GOOD HEALTH — AND A GREAT VALUE
It’s not hard to imagine a future where looking at a family’s big-picture health needs becomes more commonplace. Taking a familywide approach to health care has significant long-term benefits.
Private Medical builds a detailed medical annual report for each person and creates an iterative strategy throughout the year. If its medical staff uncovers a genetic predisposition toward, say, cancer or dementia, it will notify younger family members and conduct the appropriate screenings and adjust the strategy accordingly.
“A lot of people take comfort that we are managing ‘the medical spreadsheet of their life,’ ” said Private Medical’s Shlain.
Some concierge health care providers rely on technology for that high-touch experience.
“Yes, we have technology, and similar to Uber and Lyft, we have health care providers who use that app,” said Miles of CourMed. If a patient needs a blood sample analyzed before taking a certain medication, the need will be addressed in real time by a professional who can help immediately.
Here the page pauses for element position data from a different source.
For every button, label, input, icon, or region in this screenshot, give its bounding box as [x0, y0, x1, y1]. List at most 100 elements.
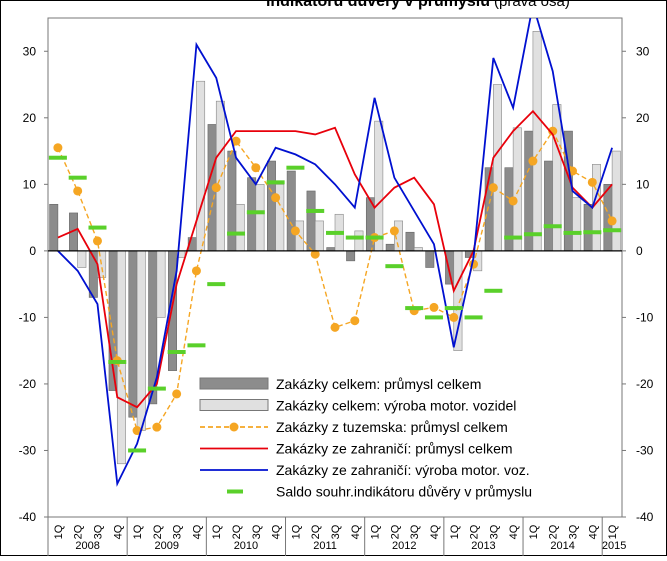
point	[350, 316, 360, 326]
bar	[493, 84, 502, 252]
line-series	[57, 18, 613, 487]
dash-marker	[187, 343, 206, 348]
point	[310, 249, 320, 259]
plot-area	[47, 17, 623, 518]
line-series	[57, 109, 613, 409]
y-tick-label: 10	[23, 177, 37, 191]
legend-swatch	[229, 422, 239, 432]
year-label: 2013	[471, 540, 495, 552]
x-tick-label: 3Q	[330, 524, 342, 539]
y2-tick-label: 20	[636, 111, 650, 125]
legend-label: Zakázky ze zahraničí: průmysl celkem	[276, 441, 513, 457]
y2-tick-label: 10	[636, 177, 650, 191]
legend-swatch	[199, 399, 269, 411]
point	[152, 422, 162, 432]
legend-box	[195, 372, 620, 506]
dash-marker	[345, 235, 364, 240]
dash-marker	[326, 230, 344, 235]
dash-marker	[424, 315, 443, 320]
dash-marker	[563, 230, 582, 235]
point	[429, 302, 439, 312]
chart-title: indikátoru důvěry v průmyslu	[266, 0, 490, 10]
x-tick-label: 1Q	[370, 524, 382, 539]
bar	[215, 100, 225, 252]
point	[548, 126, 558, 136]
dash-marker	[583, 230, 602, 235]
x-tick-label: 2Q	[389, 524, 401, 539]
bar	[583, 203, 593, 252]
bar	[512, 127, 522, 252]
point	[330, 322, 340, 332]
plot	[48, 18, 622, 487]
x-tick-label: 1Q	[132, 524, 144, 539]
x-tick-label: 1Q	[607, 524, 619, 539]
legend-label: Zakázky z tuzemska: průmysl celkem	[276, 419, 508, 435]
dash-marker	[68, 175, 87, 180]
dash-marker	[523, 232, 542, 237]
year-label: 2011	[313, 540, 337, 552]
bar	[156, 250, 166, 318]
bar	[267, 160, 276, 252]
point	[211, 183, 221, 193]
bar	[346, 250, 356, 262]
year-label: 2010	[234, 540, 258, 552]
point	[488, 183, 498, 193]
dash-marker	[227, 231, 246, 236]
point	[528, 156, 538, 166]
bar	[572, 197, 582, 252]
x-tick-label: 4Q	[429, 524, 441, 539]
y-tick-label: 20	[23, 111, 37, 125]
bar	[552, 104, 562, 252]
dash-marker	[128, 448, 147, 453]
bar	[544, 160, 554, 252]
y-tick-label: -20	[19, 377, 37, 391]
y2-tick-label: -10	[636, 310, 654, 324]
bar	[354, 230, 364, 252]
legend-label: Zakázky celkem: průmysl celkem	[276, 376, 481, 392]
x-tick-label: 1Q	[53, 524, 65, 539]
dash-marker	[504, 235, 523, 240]
y2-tick-label: 0	[636, 244, 643, 258]
bar	[49, 203, 59, 252]
bar	[445, 250, 455, 285]
y-tick-label: -30	[19, 443, 37, 457]
x-tick-label: 2Q	[548, 524, 560, 539]
dash-marker	[385, 264, 404, 269]
dash-marker	[306, 208, 325, 213]
bar	[227, 150, 237, 252]
point	[508, 196, 518, 206]
x-tick-label: 1Q	[211, 524, 223, 539]
y2-tick-label: -20	[636, 377, 654, 391]
point	[73, 186, 83, 196]
x-tick-label: 4Q	[350, 524, 362, 539]
year-label: 2008	[75, 540, 99, 552]
x-tick-label: 2Q	[310, 524, 322, 539]
legend-swatch	[227, 489, 243, 494]
legend-label: Saldo souhr.indikátoru důvěry v průmyslu	[276, 484, 532, 500]
bar	[611, 150, 621, 252]
dash-marker	[286, 165, 305, 170]
x-tick-label: 3Q	[568, 524, 580, 539]
dash-marker	[484, 288, 503, 293]
y-tick-label: 0	[29, 244, 36, 258]
dash-marker	[365, 235, 384, 240]
legend-label: Zakázky celkem: výroba motor. vozidel	[276, 398, 516, 414]
point	[587, 177, 597, 187]
dash-marker	[108, 359, 127, 364]
dash-marker	[147, 386, 166, 391]
x-tick-label: 1Q	[290, 524, 302, 539]
point	[389, 226, 399, 236]
point	[191, 266, 201, 276]
x-tick-label: 2Q	[73, 524, 85, 539]
point	[449, 312, 459, 322]
x-tick-label: 3Q	[251, 524, 263, 539]
year-label: 2009	[155, 540, 179, 552]
y-tick-label: 30	[23, 44, 37, 58]
bar	[306, 190, 316, 252]
dash-marker	[603, 228, 622, 233]
dash-marker	[405, 306, 424, 311]
bar	[453, 250, 463, 351]
bar	[592, 164, 601, 252]
point	[132, 426, 142, 436]
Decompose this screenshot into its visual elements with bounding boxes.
Other providers are more advisory and focused on on-call human interaction. Samuels of Better Health Advisors said his firm does everything from mapping out the costs of long-term assisted-living care for a senior family member to determining whether a family office has the right insurance plan.
“It’s not a family office’s job to solve the health care dilemmas of their family members,” he said.
Regardless of the solution, most concierge health care providers argue that their services are becoming more of a necessity than a desire.
“A lot of people don’t think of their health as an asset, they just take it for granted,” Shlain said. “But if you thought of your body as a portfolio risk, how do you invest in decreasing the risk? So that’s what we do. We use data-driven evidence and try to get you to understand what your state of health is and how do we improve it. How do you become healthier 10 years from now than you are today?”